In short - this feature should not be causing navigation problems, it's there so that either version of incoming link still work.

If you want to disable that, then in the settings under "Import and Content Analysis Options" you can remove that filename from the "Default Document" settings. Then index.htm will no longer be treated as special files, and will no longer be the 'index' page content for links to the short path.
However, removing that feature may weaken a few of the other heuristics that are built around assuming that there will be a default document for every folder. If you stop treating index files as special cases, the menu builder will start listing them like normal files, and that is not what I'd usually want.

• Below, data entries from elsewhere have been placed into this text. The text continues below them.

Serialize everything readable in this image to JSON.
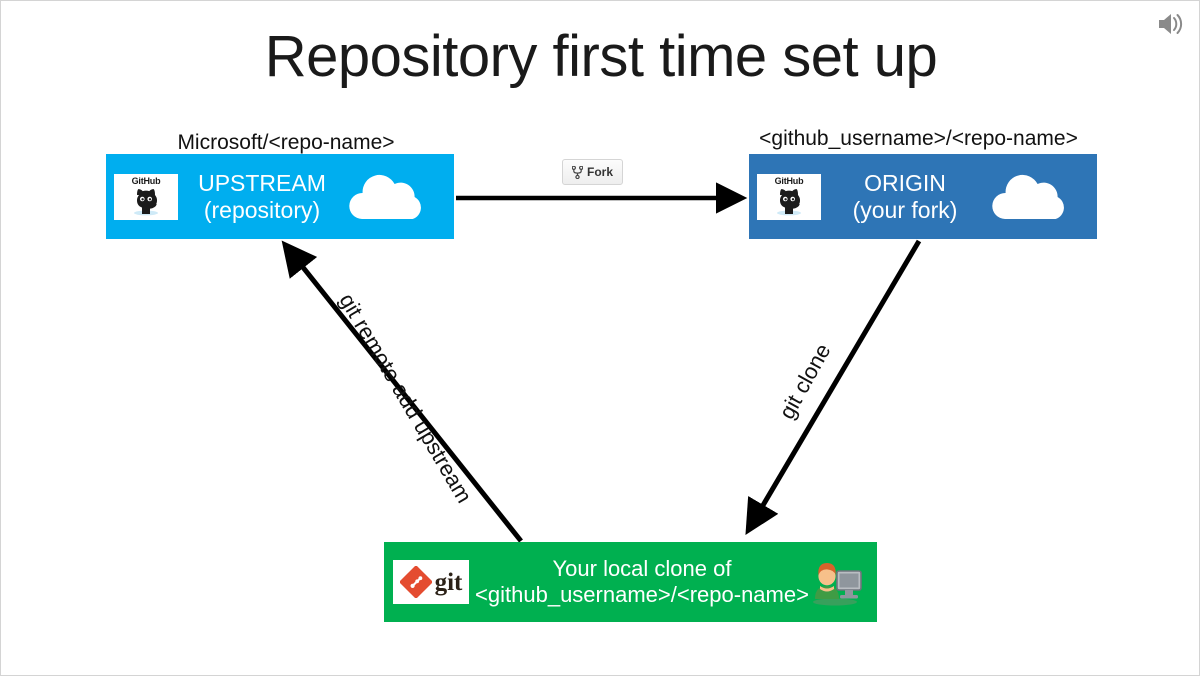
{
  "slide": {
    "title": "Repository first time set up",
    "audio_icon": "speaker-icon",
    "background": "#ffffff",
    "border_color": "#d4d4d4"
  },
  "nodes": {
    "upstream": {
      "caption": "Microsoft/<repo-name>",
      "line1": "UPSTREAM",
      "line2": "(repository)",
      "logo": "github-octocat-logo",
      "logo_wordmark": "GitHub",
      "cloud_icon": "cloud-icon",
      "color": "#00aeef"
    },
    "origin": {
      "caption": "<github_username>/<repo-name>",
      "line1": "ORIGIN",
      "line2": "(your fork)",
      "logo": "github-octocat-logo",
      "logo_wordmark": "GitHub",
      "cloud_icon": "cloud-icon",
      "color": "#2e75b6"
    },
    "local": {
      "line1": "Your local clone of",
      "line2": "<github_username>/<repo-name>",
      "logo": "git-logo",
      "logo_wordmark": "git",
      "user_icon": "user-at-computer-icon",
      "color": "#00b050"
    }
  },
  "edges": {
    "fork": {
      "label": "Fork",
      "icon": "repo-forked-icon",
      "type": "button"
    },
    "clone": {
      "label": "git clone"
    },
    "remote_add": {
      "label": "git remote add upstream"
    }
  }
}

As a work-around, you could instead *not* disable the default document while importing and building menus, but instead try manually deleting the short version of the url alias directly from the URL alias admin table *after* importing.
That will remove support for short names, and leave only the long name in the url table. And the long name will be left as the URL for that page.

With a little code work, you could probably patch import_html/modules/core.inc:path_import_html_after_save() to behave differently than it does, but the normal intent of an html import is to clean up legacy links like this, so it's not an option that will be exposed or supported.

dman’s picture

Status: Active » Closed (works as designed)
teschek’s picture

Status: Closed (works as designed) » Active

I'm following up with this after a long hiatus where I haven't had time to work on it. I still can't get the import to stop dropping 'index.htm' from the end of link paths in existing html pages. For example, on import a link that has something like "/folder/folder/folder/index.htm" will come out after import as reading "/folder/folder/folder". On the other hand, if the link just reads "index.htm" it will retain that. Many of our links have just the simple index.htm because the index page being referenced is in the same folder, but when we are trying to reference an index.htm page in another folder we have to include a path and in that case it strips "index.htm" off. I just want it to stop this stripping behavior. Is there a way to do this? I read your previous comment but if you answered my question there I'm not understanding you.

teschek’s picture

Still waiting for an answer on this one... Thanks.